= Camille Dussarthou =

French physician and politician (1907–1965)

Camille Dussarthou (4 December 1907 – 27 October 1965) was a French physician and politician.

== Biography ==
Dussarthou was born on 4 December 1907 in Bayonne, to a military officer and his wife. Dussarthou attended schools in Tarbes and Montauban before pursuing medical studies in Toulouse. He also studied geology and physical education, and was trained in forensic science at hospitals in Paris. Upon his return to Saint-Paul-lès-Dax in 1936, Dussarthou became a general practitioner. Due to his medical background, he was mobilized for World War II military service, active from September 1939 to July 1940. After that, Dussarthou became a reservist, and his expertise in forensics aided the local courts in Dax. Dussarthou's participated in the French Resistance group Léon and was taken as a prisoner of war on 30 July 1944. He was freed when the city of Dax was liberated on 23 August 1944. For his actions during the war, Dussarthou was award the knight's cross of the Legion of Honour, the Croix de Guerre 1939–1945, and the Medal of French Gratitude.

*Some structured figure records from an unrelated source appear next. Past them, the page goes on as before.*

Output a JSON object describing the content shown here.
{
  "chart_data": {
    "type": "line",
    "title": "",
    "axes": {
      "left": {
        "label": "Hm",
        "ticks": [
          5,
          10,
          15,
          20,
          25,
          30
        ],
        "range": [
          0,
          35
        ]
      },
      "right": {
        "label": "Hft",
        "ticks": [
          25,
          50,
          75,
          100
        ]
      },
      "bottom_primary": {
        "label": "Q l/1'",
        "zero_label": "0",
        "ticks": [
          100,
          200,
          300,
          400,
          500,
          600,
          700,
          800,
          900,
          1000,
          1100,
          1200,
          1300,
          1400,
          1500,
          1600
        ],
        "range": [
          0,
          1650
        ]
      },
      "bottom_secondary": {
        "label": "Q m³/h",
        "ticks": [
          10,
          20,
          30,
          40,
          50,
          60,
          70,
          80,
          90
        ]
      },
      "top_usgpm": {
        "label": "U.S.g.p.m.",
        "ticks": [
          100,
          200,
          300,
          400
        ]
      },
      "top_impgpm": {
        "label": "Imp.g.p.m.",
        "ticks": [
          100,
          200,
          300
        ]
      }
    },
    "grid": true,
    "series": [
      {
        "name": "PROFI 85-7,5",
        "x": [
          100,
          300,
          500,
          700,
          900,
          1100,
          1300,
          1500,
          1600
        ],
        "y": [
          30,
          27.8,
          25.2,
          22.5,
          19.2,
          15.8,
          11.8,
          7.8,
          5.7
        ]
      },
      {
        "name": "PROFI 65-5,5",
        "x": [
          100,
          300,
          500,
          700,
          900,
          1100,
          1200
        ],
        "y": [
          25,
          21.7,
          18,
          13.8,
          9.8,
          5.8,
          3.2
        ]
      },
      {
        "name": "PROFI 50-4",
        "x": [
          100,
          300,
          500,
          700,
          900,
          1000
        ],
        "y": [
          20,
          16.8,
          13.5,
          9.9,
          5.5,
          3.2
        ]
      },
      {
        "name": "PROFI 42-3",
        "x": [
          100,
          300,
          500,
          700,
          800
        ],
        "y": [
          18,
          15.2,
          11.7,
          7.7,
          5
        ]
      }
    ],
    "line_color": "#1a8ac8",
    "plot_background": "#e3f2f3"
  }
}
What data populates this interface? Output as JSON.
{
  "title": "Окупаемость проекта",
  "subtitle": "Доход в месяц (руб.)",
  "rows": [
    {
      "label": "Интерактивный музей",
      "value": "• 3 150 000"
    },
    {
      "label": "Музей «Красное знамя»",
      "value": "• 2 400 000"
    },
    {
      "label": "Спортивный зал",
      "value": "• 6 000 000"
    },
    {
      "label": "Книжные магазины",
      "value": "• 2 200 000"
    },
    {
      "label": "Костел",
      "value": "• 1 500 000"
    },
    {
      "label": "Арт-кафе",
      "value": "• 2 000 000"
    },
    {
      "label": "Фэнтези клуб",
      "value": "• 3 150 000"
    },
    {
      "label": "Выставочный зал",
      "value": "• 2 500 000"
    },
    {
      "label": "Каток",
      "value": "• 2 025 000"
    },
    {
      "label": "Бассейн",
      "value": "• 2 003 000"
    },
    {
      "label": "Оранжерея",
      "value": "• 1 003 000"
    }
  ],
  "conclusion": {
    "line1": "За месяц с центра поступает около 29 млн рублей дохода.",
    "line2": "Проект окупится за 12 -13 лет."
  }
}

Dussarthou was elected to three terms as mayor of Saint-Paul-lès-Dax in 1945, 1953, and 1959. He launched his first unsuccessful campaign for a seat on the National Assembly in 1951. In 1956, he was listed third, behind fellow French Section of the Workers' International candidates Charles Lamarque-Cando and Marcel David. Dussarthou finished ahead of Jean Lespiau but trailed Max Moras in the 1958 legislative elections. Dussarthou defeated Moras in 1961, and was elected to replace Eugène Milliès-Lacroix, who had died in office, on the general council of Dax. Dussarthou faced Moras for a third time in the 1962 legislative election, and claimed another victory. Dussarthou represented Landes's 2nd constituency on the National Assembly until his death on 27 October 1965. Dussarthou had fallen ill during his 1962 legislative campaign, and gradually withdrew from legislative duties as his health worsened. He was succeeded as mayor by Henri Lavielle and on the National Assembly by alternate deputy Fernand Secheer, before Lavielle took office in 1967.